Web Hosting Hardware Upgrades

This week we are beginning hardware upgrades to our hosted sites on our Apache server, affectionately referred to in-house as “SO5”. E-mail will not be impacted. During this process your site(s) will be moved to new machines.

It has always been our goal to provide solid, reliable hosting services. The server on which your site is hosted has reached it’s 5-year mark and it’s time to upgrade to a more robust hardware solution. No downtime is expected and your hosting charges will not change.

For most of our clients you can stop reading here – this is all you need to know. However, here is an in-depth explanation of what is going on:

We will be moving hosted sites to our new Virtual Private Servers. Our VPS solution will allow us to make future hardware upgrades without having to move to a new machine. There are other benefits include hardware redundancy, solid state hard drives, replacement of the Apache web server with nginx and faster CPUs. Our VPSes are hosted on our own private cloud-backed infrastructure with datacenters in San Diego, CA, Newark, NJ, Atlanta, GA and Dallas, TX.
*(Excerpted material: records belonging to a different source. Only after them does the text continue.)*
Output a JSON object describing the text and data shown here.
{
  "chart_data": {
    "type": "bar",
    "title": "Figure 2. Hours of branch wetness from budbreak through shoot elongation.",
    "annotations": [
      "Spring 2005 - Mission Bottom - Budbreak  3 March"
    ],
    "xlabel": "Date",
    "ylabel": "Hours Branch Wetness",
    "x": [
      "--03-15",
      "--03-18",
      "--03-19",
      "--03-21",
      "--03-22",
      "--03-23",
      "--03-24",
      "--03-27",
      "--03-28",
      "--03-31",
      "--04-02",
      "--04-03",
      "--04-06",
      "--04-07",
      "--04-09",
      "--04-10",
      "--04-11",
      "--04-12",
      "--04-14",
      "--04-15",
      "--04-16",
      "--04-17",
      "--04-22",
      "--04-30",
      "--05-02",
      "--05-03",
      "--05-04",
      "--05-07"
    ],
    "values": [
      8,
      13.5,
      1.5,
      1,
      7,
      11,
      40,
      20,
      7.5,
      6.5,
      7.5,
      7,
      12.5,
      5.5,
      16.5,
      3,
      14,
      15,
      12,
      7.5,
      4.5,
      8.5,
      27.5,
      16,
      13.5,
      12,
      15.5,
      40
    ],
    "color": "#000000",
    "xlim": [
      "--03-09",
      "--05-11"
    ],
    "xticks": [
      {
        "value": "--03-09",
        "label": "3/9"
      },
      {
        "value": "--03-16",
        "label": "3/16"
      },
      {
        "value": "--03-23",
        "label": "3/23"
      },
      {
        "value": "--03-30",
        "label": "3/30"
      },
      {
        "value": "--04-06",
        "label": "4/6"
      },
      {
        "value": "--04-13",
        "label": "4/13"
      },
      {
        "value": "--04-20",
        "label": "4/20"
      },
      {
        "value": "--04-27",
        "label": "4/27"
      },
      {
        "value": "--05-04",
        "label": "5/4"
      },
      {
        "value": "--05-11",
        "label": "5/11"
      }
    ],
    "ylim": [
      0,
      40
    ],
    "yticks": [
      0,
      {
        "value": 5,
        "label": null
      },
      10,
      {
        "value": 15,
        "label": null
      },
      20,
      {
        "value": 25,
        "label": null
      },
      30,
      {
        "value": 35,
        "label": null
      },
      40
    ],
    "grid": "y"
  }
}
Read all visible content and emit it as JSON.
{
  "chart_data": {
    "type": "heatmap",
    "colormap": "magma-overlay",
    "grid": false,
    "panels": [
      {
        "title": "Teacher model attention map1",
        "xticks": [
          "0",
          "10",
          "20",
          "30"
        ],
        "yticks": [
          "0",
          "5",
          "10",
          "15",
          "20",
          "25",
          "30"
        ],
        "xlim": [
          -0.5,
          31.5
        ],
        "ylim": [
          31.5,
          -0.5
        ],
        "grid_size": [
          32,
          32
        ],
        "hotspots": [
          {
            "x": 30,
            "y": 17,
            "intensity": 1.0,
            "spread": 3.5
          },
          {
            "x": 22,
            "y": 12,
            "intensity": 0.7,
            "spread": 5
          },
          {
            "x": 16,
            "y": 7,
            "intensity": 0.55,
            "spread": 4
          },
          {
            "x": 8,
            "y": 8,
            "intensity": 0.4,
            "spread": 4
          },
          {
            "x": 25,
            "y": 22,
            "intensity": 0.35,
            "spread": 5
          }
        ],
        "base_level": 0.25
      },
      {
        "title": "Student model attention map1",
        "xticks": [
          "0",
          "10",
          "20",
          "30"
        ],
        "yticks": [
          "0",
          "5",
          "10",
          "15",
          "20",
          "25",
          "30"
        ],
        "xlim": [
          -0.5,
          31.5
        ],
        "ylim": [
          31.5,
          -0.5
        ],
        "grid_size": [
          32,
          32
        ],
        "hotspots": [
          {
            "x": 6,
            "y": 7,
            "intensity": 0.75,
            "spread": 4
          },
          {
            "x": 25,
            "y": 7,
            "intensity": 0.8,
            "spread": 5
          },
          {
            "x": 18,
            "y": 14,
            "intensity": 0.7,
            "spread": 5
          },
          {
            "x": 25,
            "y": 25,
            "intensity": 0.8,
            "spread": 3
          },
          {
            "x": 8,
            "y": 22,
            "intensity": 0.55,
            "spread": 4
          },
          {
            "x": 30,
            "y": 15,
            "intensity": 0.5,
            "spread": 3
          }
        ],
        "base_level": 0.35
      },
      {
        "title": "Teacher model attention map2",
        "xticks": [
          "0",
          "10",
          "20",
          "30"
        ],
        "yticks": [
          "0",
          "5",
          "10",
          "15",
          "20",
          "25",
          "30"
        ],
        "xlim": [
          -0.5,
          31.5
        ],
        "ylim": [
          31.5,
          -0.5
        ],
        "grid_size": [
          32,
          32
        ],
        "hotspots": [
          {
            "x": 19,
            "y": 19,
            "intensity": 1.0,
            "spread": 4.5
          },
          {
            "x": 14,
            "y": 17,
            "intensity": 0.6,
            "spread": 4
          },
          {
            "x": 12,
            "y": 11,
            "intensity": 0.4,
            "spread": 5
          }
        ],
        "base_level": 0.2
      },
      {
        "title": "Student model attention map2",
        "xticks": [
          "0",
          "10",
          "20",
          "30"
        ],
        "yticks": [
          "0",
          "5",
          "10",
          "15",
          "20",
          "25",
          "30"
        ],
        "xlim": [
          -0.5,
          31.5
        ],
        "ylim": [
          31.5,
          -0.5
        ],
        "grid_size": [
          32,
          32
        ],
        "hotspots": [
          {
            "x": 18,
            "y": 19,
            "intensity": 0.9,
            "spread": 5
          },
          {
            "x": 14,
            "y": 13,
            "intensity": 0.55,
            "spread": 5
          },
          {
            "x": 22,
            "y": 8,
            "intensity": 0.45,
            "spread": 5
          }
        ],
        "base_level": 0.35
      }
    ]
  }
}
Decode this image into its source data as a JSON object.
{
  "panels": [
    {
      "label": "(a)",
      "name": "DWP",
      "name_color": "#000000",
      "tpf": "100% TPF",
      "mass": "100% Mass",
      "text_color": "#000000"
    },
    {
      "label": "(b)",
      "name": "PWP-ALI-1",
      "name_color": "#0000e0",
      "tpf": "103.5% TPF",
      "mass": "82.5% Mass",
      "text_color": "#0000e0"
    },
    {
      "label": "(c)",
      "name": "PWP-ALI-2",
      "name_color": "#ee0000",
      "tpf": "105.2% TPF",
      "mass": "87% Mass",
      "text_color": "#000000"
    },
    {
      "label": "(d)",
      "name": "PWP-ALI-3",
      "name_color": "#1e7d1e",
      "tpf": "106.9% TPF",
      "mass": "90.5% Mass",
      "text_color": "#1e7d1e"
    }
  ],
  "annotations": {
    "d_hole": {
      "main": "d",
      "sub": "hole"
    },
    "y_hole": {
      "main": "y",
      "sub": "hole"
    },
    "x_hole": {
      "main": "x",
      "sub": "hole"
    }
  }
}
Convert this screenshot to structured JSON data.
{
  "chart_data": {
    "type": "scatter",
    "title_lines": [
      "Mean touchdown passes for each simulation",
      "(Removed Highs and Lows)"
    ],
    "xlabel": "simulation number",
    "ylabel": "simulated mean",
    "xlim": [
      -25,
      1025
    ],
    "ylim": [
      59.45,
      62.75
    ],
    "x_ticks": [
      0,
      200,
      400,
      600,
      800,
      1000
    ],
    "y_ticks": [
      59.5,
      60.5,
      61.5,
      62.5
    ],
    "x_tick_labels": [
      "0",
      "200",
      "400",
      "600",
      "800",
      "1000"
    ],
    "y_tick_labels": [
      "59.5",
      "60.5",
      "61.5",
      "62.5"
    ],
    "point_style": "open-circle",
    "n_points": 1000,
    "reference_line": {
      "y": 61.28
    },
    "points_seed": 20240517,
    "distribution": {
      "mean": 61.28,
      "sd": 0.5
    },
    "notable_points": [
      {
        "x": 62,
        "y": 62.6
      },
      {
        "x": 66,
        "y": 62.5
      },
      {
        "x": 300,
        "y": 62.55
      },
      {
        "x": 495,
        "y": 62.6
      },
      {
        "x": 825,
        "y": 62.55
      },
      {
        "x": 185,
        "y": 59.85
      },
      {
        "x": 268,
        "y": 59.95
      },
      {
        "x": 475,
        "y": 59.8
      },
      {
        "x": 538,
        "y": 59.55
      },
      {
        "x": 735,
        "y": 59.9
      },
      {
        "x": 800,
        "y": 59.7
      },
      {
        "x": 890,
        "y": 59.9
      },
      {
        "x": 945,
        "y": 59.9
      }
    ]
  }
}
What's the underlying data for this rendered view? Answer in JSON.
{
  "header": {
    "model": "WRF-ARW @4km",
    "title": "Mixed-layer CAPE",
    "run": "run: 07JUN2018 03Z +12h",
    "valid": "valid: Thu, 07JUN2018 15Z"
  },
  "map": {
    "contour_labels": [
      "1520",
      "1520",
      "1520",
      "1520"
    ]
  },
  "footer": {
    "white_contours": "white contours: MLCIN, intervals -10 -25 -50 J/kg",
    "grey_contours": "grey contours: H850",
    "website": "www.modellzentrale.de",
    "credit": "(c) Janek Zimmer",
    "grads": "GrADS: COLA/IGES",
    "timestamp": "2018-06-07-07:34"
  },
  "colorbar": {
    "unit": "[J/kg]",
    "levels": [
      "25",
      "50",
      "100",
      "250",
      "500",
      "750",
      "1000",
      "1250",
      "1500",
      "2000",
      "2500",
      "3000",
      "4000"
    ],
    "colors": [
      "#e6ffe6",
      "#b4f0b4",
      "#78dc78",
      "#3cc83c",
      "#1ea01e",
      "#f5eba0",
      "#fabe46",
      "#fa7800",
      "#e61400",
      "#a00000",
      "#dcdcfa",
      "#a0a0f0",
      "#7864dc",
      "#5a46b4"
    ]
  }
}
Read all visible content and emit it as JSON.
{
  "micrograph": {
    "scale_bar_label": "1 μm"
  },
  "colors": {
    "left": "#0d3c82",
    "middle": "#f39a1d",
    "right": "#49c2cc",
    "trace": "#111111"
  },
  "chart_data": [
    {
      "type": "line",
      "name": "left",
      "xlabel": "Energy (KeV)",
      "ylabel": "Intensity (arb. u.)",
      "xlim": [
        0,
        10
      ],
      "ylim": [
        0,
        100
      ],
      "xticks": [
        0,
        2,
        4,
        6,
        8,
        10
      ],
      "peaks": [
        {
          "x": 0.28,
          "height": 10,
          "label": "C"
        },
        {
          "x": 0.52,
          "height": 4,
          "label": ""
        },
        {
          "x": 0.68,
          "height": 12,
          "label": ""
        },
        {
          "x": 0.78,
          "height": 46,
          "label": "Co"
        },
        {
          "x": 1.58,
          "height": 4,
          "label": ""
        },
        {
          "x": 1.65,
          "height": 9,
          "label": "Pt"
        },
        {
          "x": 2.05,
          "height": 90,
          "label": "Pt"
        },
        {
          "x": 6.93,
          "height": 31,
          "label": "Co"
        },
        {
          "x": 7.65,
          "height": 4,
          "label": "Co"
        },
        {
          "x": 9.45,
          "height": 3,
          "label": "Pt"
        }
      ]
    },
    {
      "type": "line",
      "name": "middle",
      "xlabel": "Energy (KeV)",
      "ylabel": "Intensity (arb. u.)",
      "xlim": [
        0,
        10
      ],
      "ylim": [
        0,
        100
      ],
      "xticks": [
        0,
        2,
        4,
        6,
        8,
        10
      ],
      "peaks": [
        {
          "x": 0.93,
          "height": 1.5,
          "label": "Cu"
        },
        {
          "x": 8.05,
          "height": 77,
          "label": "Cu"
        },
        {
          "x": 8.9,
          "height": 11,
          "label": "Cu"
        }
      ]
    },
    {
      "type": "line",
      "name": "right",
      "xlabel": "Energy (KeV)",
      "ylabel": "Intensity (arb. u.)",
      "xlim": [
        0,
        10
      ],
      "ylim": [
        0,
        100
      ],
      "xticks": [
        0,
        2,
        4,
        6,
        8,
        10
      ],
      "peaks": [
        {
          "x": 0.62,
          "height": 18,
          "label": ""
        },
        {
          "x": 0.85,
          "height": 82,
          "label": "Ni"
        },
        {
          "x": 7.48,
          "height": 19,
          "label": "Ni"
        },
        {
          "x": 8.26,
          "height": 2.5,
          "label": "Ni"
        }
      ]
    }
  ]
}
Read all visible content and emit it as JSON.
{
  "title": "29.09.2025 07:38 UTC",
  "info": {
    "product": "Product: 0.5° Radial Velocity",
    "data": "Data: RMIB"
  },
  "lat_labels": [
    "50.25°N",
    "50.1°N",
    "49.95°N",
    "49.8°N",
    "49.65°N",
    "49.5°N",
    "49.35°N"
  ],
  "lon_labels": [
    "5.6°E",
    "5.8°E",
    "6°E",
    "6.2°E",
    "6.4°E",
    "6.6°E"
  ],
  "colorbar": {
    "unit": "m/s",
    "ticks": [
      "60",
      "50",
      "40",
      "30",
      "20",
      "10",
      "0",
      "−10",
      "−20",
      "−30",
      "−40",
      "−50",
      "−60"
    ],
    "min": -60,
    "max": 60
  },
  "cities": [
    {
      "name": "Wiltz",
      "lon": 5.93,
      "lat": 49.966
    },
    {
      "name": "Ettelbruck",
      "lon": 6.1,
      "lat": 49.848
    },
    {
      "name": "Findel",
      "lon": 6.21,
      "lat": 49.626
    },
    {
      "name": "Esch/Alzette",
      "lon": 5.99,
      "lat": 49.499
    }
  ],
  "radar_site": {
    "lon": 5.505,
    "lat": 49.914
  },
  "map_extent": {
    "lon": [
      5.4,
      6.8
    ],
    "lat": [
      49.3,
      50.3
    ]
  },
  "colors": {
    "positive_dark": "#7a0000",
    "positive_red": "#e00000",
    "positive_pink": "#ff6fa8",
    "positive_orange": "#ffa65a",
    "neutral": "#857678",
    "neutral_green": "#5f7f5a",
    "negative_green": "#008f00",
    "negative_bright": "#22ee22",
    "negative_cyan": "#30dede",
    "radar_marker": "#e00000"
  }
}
Our VPS servers are built to the exact same spec of our dedicated servers. The current server was built five years ago and a few things have changed. For example, we now use the following approach to building new servers:

  • Upgraded OS – We will be using CentOS 6.5, which will be supported through 2020.
  • Better backups – Backups will continue to run once weekly and incrementally the other six days
  • Better reporting – We have replaced our server-side stats reporting with AWstats. We also get a better look at the machine from our administrative interface.
  • Faster web server – We have replaced the Apache web server with nginx which is much faster (See our post on the comparison: I love LEMP: Apache vs. nginx somewhat simply explained)
  • PHP is decoupled from the server – nginx and PHP run separately resulting in lower overhead (in layperson speak: PHP handles the apps then hands it off to nginx, which acts only as a web server — think of it as a restaurant: instead of having one person cook everything (Apache AND PHP) there are six cooks, so you get your food faster).
  • Solid State Drives (SSDs) – The current server has plate-based hard drives which contain moving parts. Moving parts wear out.
  • Redundant power supplies – Our current server has experienced a power supply outage; the VPS has redundant power supplies.
  • Malware detection – a nightly application that runs on the server to detect malware.
  • Intrusion detection & prevention – applications that detect any intrusion on the server will ban anyone who fails to access the server after a few tries

How will this impact your web site(s)? Not much at all. If we handle your DNS the changeover will be smooth. Otherwise we will coordinate a DNS changeover with your DNS provider.

This is a significant upgrade and improvement to the current system on which you are hosted.